Behind the scenes, he’s been wrangling with organizers over where to put the asterisks in that pink look.
In September, the Securities and Exchange Commission ordered it to state more prominently that an independent auditor, assessing its losses to date, found “material doubt about the company’s ability to continue as a going concern.”
This report, located on page 288 of Lordstown’s preliminary agent statement, was referenced on page 51 of the final version prior to the DiamondPeak shareholder vote.
‘While Lordstown believes the proceeds of business merger [with DiamondPeak] It will provide sufficient funds to alleviate this uncertainty, and additional funding may be required in the future for a variety of reasons,” the company said in the final power of attorney.
“Evaluation of Funding Alternatives”
The agent’s fine print proved to be a more reliable guide than some of the numbers found in Lordstown PowerPoints.
The possibility of disappointment was first raised in March when Hindenburg Research was short كانت Publish a report He says the company’s 100,000 pre-orders were “largely fictitious and used as support for a capital increase”. The Securities and Exchange Commission has opened an investigation.
In May, the company hinted that it was planning a capital increase and by last week, Lordstown was warning the company can fail within a year.
According to a regulatory filing dated June 8, $587 million in cash and cash equivalents at the end of the first quarter was “insufficient to fund commercial-scale production.” “Management is currently evaluating various funding alternatives.”
The company did not respond to messages seeking comment for this article, but it did provide a series of public comments this week.
On Monday, when CEO Steve Burns and his chief financial officer resigned, a special committee set up by the Lordstown Council revealed that the company had inaccurately described pre-orders for the electric pickup truck. She added that a large number of “influential people” came and had no intention of buying trucks or from entities that did not have the funds to complete the purchase.

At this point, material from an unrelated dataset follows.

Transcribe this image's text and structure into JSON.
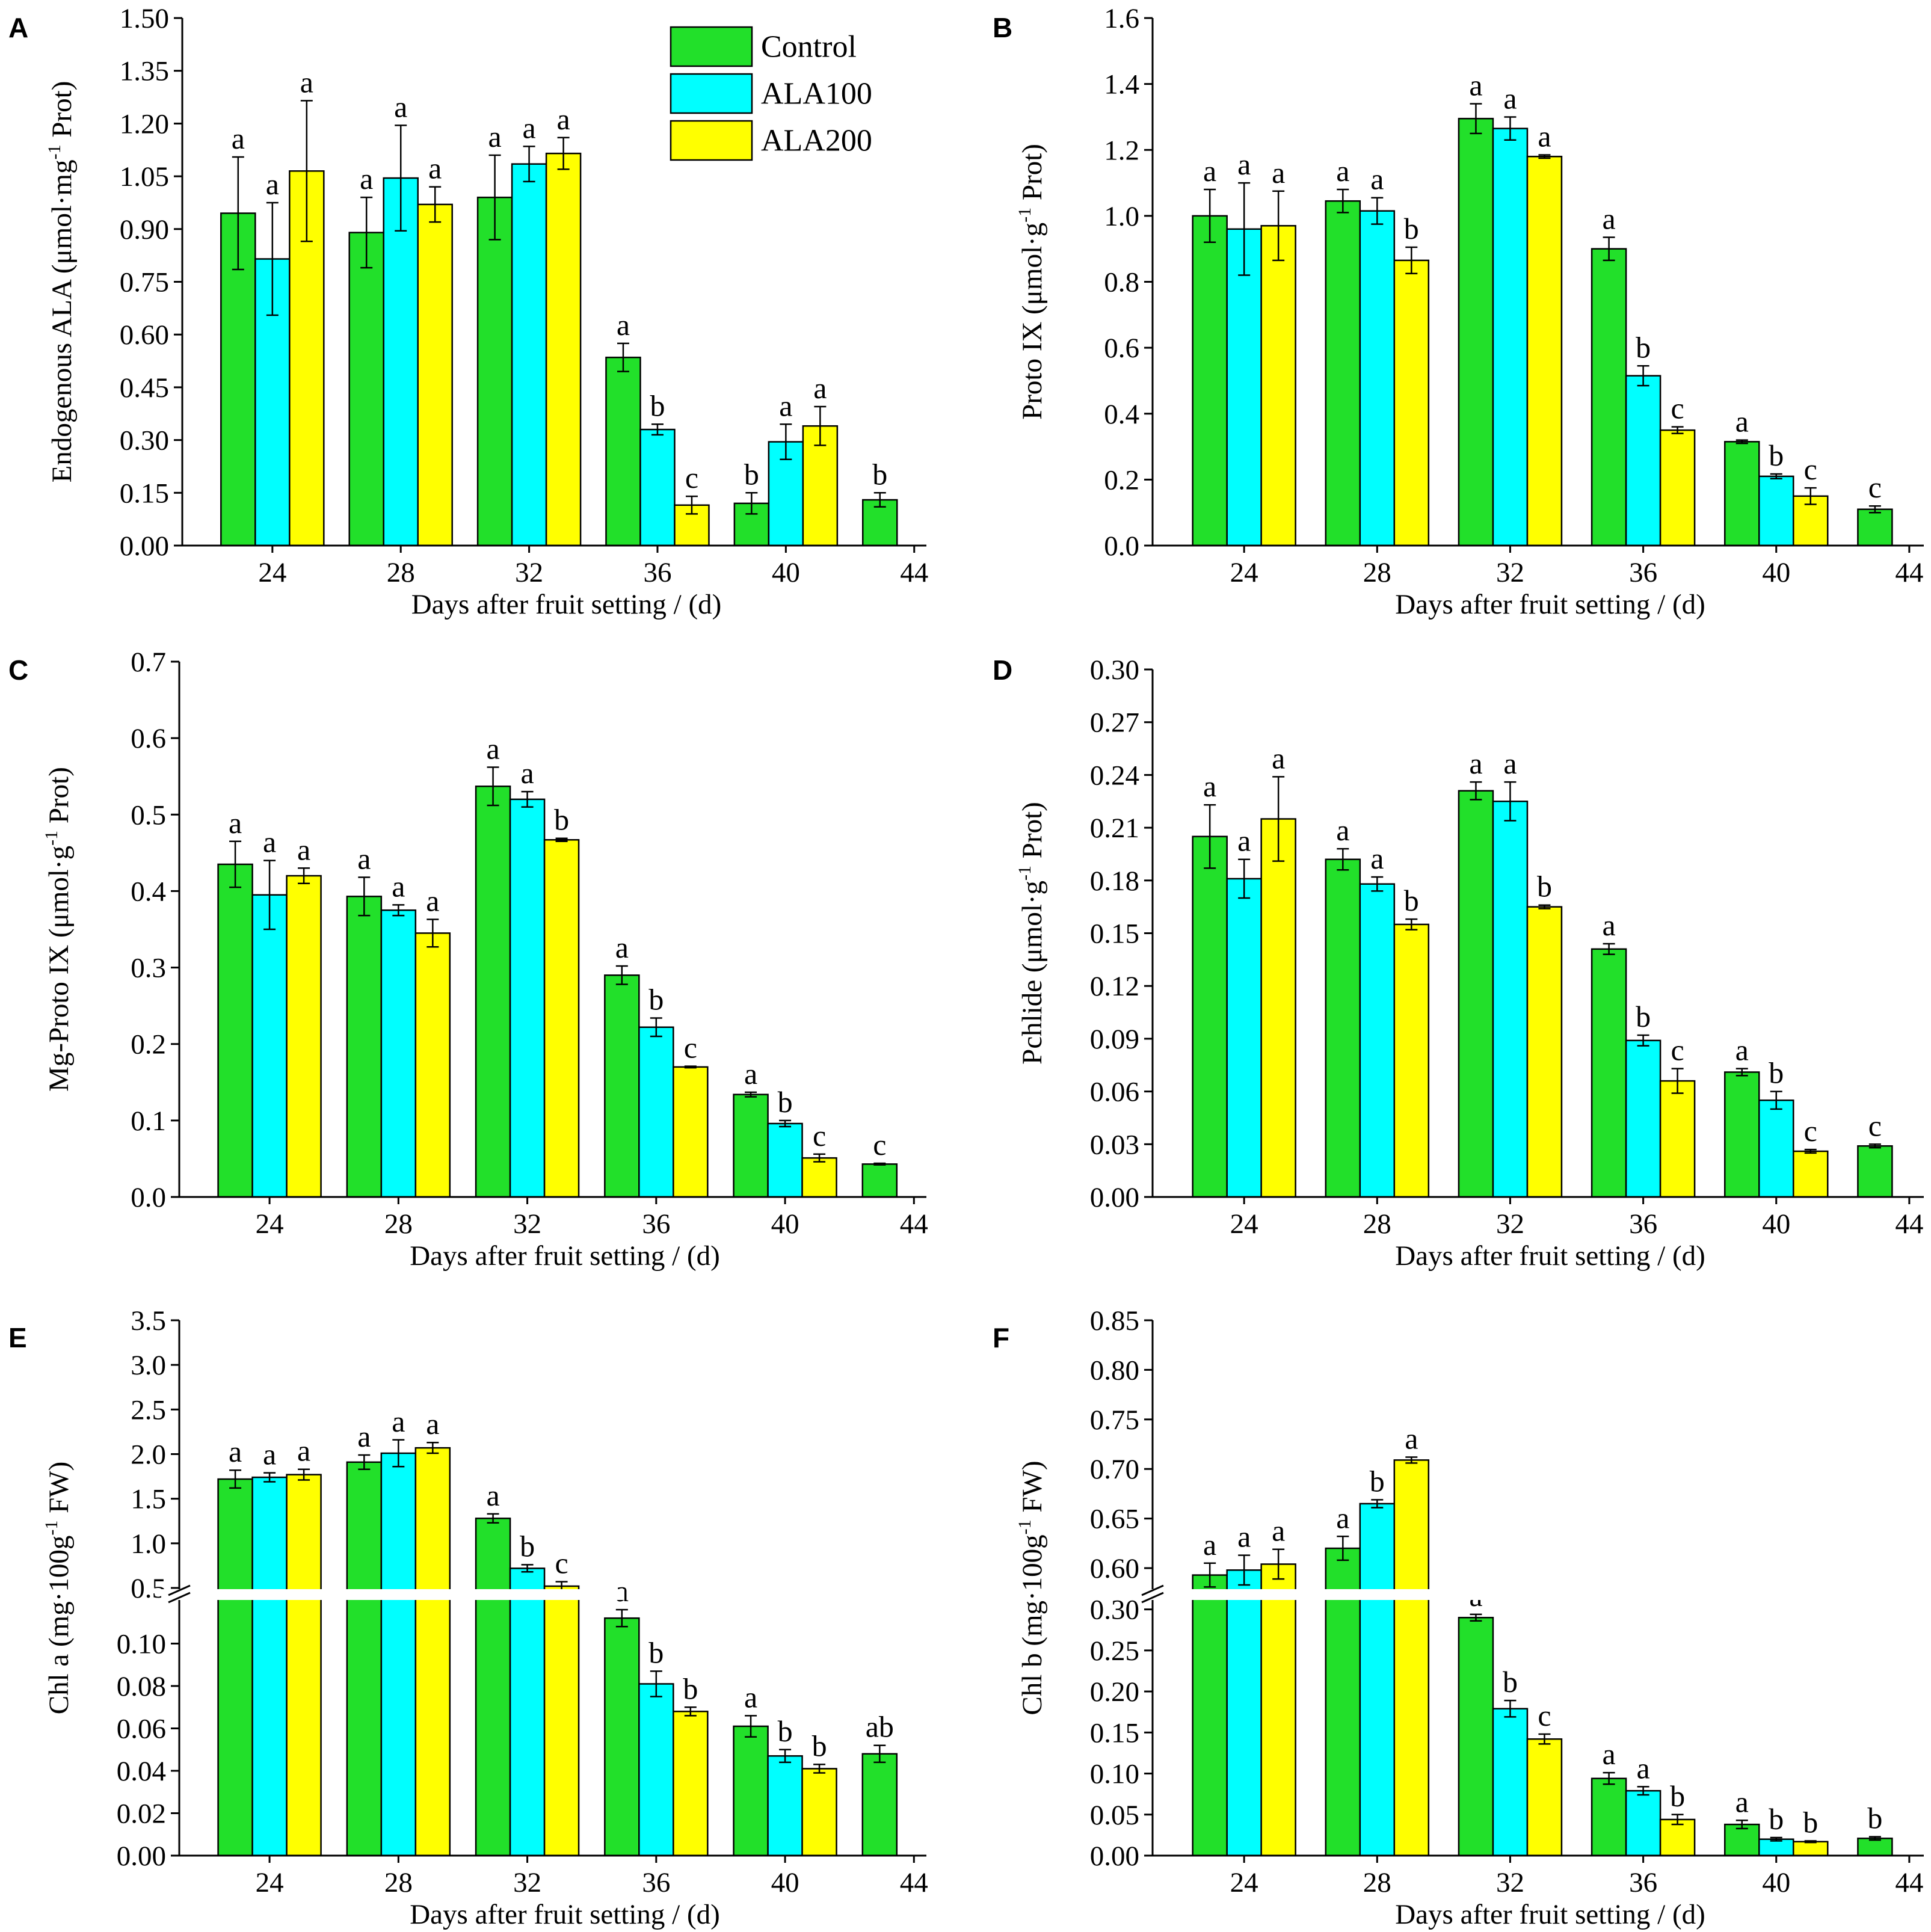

On Tuesday, executives told reporters that the company has enough cash to run through May 2022, and still plans to start limited production of Endurance in September. Company president Rich Schmidt said Lordstown had “binding” purchase orders for the first two years of production.
On Thursday, the company clarified in the SEC filing that while these pre-orders “provide us an important indicator of demand,” they have not been consistent.
High tide does not lift all boats
Mayor Arno Hill says the village has excluded Lordstown Motors from its budget plans. “You don’t limit your money to something you don’t have yet,” he said.
His hopes for an electric future for the Mahoning Valley hang even higher on established players like GM and LG Chem, which announced a joint venture in May 2020 that would build a $2.3 billion plant in Lordstown to manufacture battery cells. Hill said the plant was up and running “at breakneck speed,” and had already begun hiring. It is expected to employ 1,100.
The jobs lost when GM shut down the Cruze plant cannot be replaced immediately, Hill said, “but we’re working on it.”
Lordstown’s woes could put investors on hold for Tesla’s next car, who invested money in electric car startups last year.
“It’s a fourth industrial revolution happening, but the rising tide isn’t lifting all boats,” Wedbush analyst Dan Ives said. With Lordstown Motors, “there are more questions than answers at this point.”